Fletcher Williams III
North Charleston native Williams is an interdisciplinary artist whose work is rooted in the southern vernacular. Last year Williams presented a project, Revising Divisive Phrasing, highlighting Charleston's palmetto rose sellers as artists.
Sweetgrass Basket Makers
The sweetgrass basket craft has been passed down from generation to generation since the 1700s, brought to the Lowcountry from West Africa through enslaved peoples. There are many sweetgrass basket makers in Charleston. You can find more resources about these artists at Mount Pleasant's Sweetgrass Cultural Arts Pavilion>; by driving North on Hwy. 17, known as the 'sweetgrass basket makers highway'; by visiting the Charleston City Market, which is home to over 50 resident Gullah artisans and by attending the Sweetgrass Cultural Arts Festival.
Sweetgrass artists can be found in local galleries too, including the work of Antwon Ford at Neema Gallery.
One of the city's best known sweetgrass basket artisans is Mary Jackson, a 2008 recipient of the MacArthur Fellowship and a 2010 NEA National Heritage Fellow. You can find her work on permanent display at the Gibbes Museum of Art.
Poets, Authors & Writers
Perhaps best known as the city's first and only poet laureate, Amaker is also a talented graphic designer and electronic musician who uses his platform to amplify the voices of other black artists. You can buy his latest poetry book online.
In addition to owning and operating Charleston's Gullah Tours, Brown is the author of A Gullah Guide to Charleston.
Duggins is a poet, activist, and middle school teacher and the author of two poetry books: Black Coffee, No Sugar, No Cream and Black Magic. She's also the founder of Charleston Black Pride. Duggins is currently on the ballot for the State House of Representatives, District 111.
Sharon Cooper-Murray aka the Gullah Lady is a professional storyteller who focuses on language, folk art traditions and music.
After struggling with stuttering while growing up, local author Sherrikka Myers wrote her children's book, Herbie's New Home, about a kid who struggles with stuttering and learns to overcome bullying. You can follow Myers' YouTube channel, Lil Herbie Series.
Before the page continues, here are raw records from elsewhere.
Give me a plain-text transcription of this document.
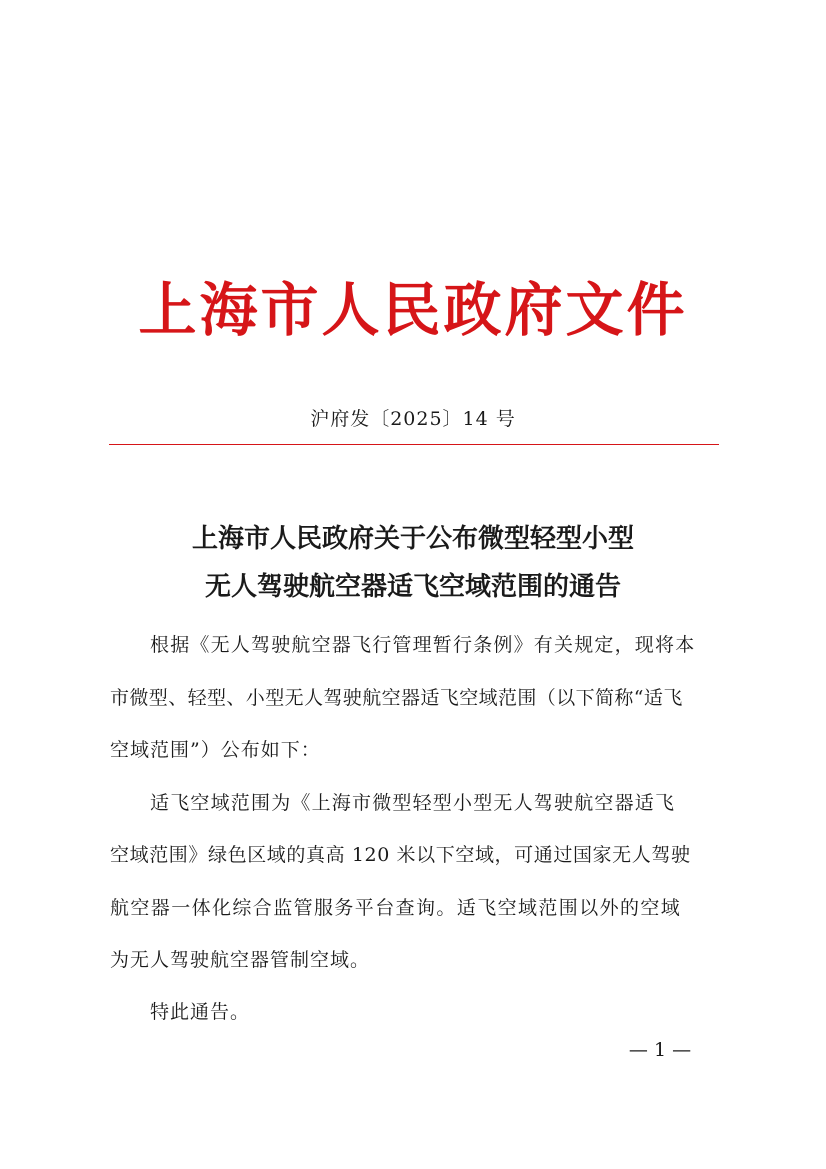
上海市人民政府文件
沪府发〔2025〕14 号
上海市人民政府关于公布微型轻型小型
无人驾驶航空器适飞空域范围的通告
根据《无人驾驶航空器飞行管理暂行条例》有关规定，现将本
市微型、轻型、小型无人驾驶航空器适飞空域范围（以下简称“适飞
空域范围”）公布如下：
适飞空域范围为《上海市微型轻型小型无人驾驶航空器适飞
空域范围》绿色区域的真高 120 米以下空域，可通过国家无人驾驶
航空器一体化综合监管服务平台查询。适飞空域范围以外的空域
为无人驾驶航空器管制空域。
特此通告。
— 1 —
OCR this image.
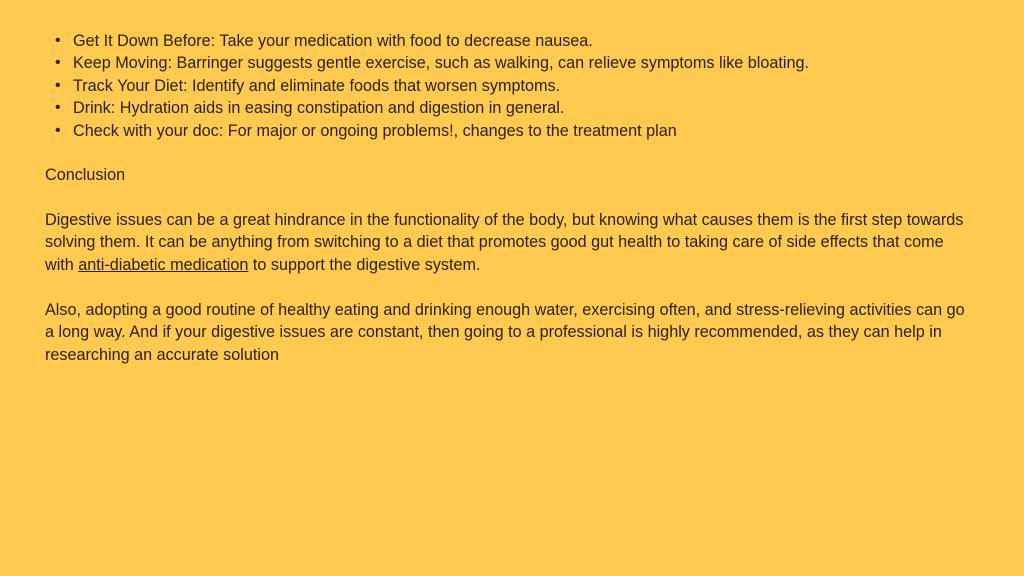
• Get It Down Before: Take your medication with food to decrease nausea.
• Keep Moving: Barringer suggests gentle exercise, such as walking, can relieve symptoms like bloating.
• Track Your Diet: Identify and eliminate foods that worsen symptoms.
• Drink: Hydration aids in easing constipation and digestion in general.
• Check with your doc: For major or ongoing problems!, changes to the treatment plan
Conclusion

Digestive issues can be a great hindrance in the functionality of the body, but knowing what causes them is the first step towards solving them. It can be anything from switching to a diet that promotes good gut health to taking care of side effects that come with anti-diabetic medication to support the digestive system.

Also, adopting a good routine of healthy eating and drinking enough water, exercising often, and stress-relieving activities can go a long way. And if your digestive issues are constant, then going to a professional is highly recommended, as they can help in researching an accurate solution
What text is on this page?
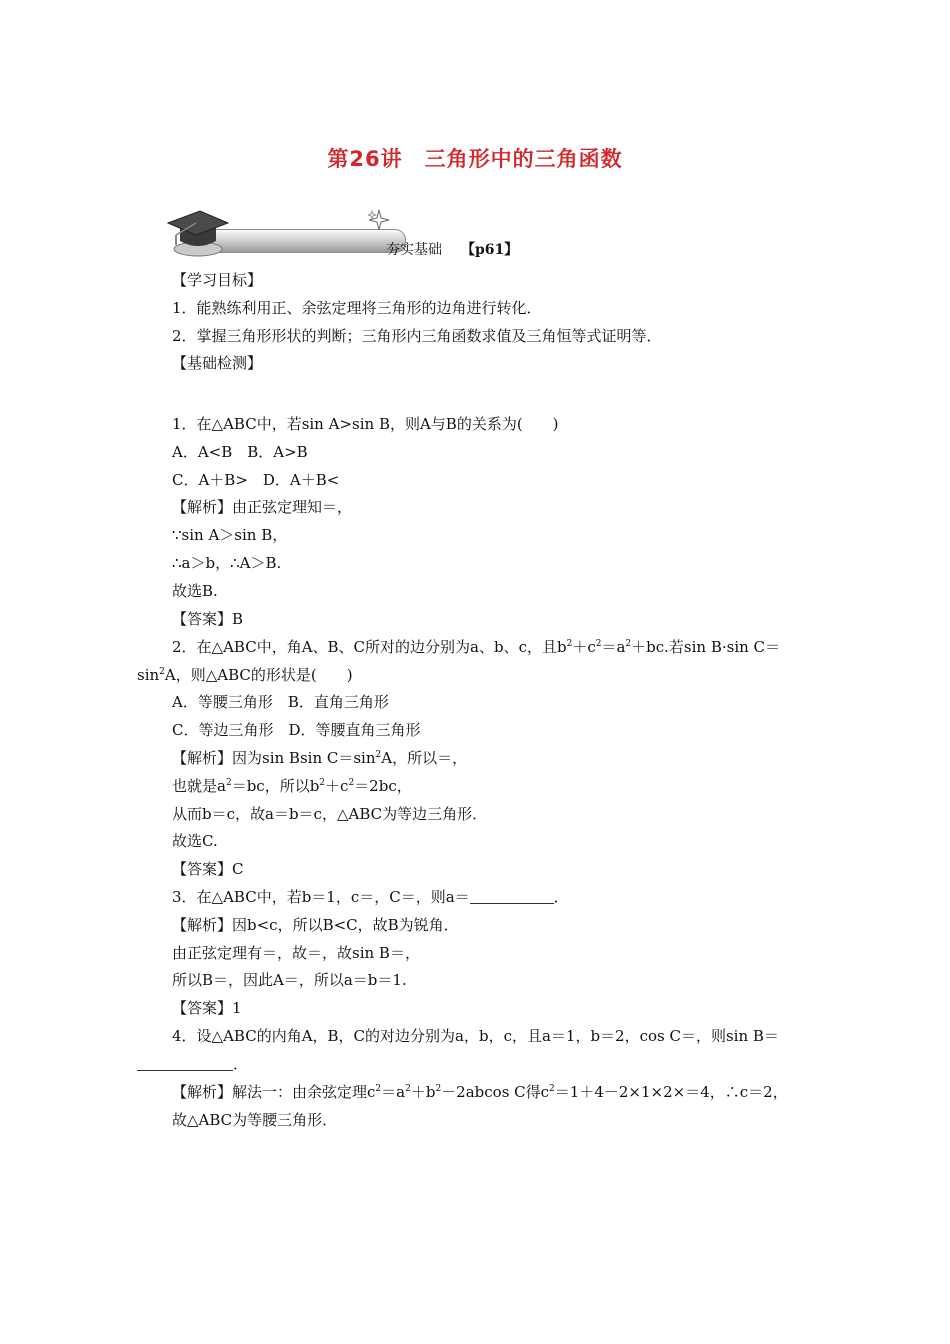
第26讲　三角形中的三角函数
夯实基础 【p61】
【学习目标】
1．能熟练利用正、余弦定理将三角形的边角进行转化．
2．掌握三角形形状的判断；三角形内三角函数求值及三角恒等式证明等．
【基础检测】
1．在△ABC中，若sin A>sin B，则A与B的关系为(　　)
A．A<B　B．A>B
C．A＋B>　D．A＋B<
【解析】由正弦定理知＝，
∵sin A＞sin B，
∴a＞b，∴A＞B.
故选B.
【答案】B
2．在△ABC中，角A、B、C所对的边分别为a、b、c，且$b^2+c^2=a^2+bc$.若sin B·sin C＝
$\sin^2A$，则△ABC的形状是(　　)
A．等腰三角形　B．直角三角形
C．等边三角形　D．等腰直角三角形
【解析】因为sin Bsin $C=\sin^2A$，所以＝，
也就是$a^2=bc$，所以$b^2+c^2=2bc$，
从而b＝c，故a＝b＝c，△ABC为等边三角形．
故选C.
【答案】C
3．在△ABC中，若b＝1，c＝，C＝，则a＝	．
【解析】因b<c，所以B<C，故B为锐角．
由正弦定理有＝，故＝，故sin B＝，
所以B＝，因此A＝，所以a＝b＝1.
【答案】1
4．设△ABC的内角A，B，C的对边分别为a，b，c，且a＝1，b＝2，cos C＝，则sin B＝
．
【解析】解法一：由余弦定理$c^2=a^2+b^2-2abcos$ C得$c^2=1+4-2\times 1\times 2\times=4$，∴c＝2，
故△ABC为等腰三角形．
Charleston City Paper's theater critic, Smallwood is also a core member of PURE Theatre. He's had roles in the Charleston-filmed TV series, The Inspectors, as well as the Charleston-filmed remake of Halloween (as well as its sequel, which filmed in Wilmington last fall).
A frequent City Paper contributor, Quinn is a writer and culture critic whose work has appeared in Bon Appetit, Vanity Fair and The Guardian US. Quinn is also the program and tour coordinator at the Gibbes Museum of Art.
Joey Tucker aka Mr. Enlightenment
A fifth-grade language arts teacher, Tucker performs regularly at open mics and recently hosted his first solo show.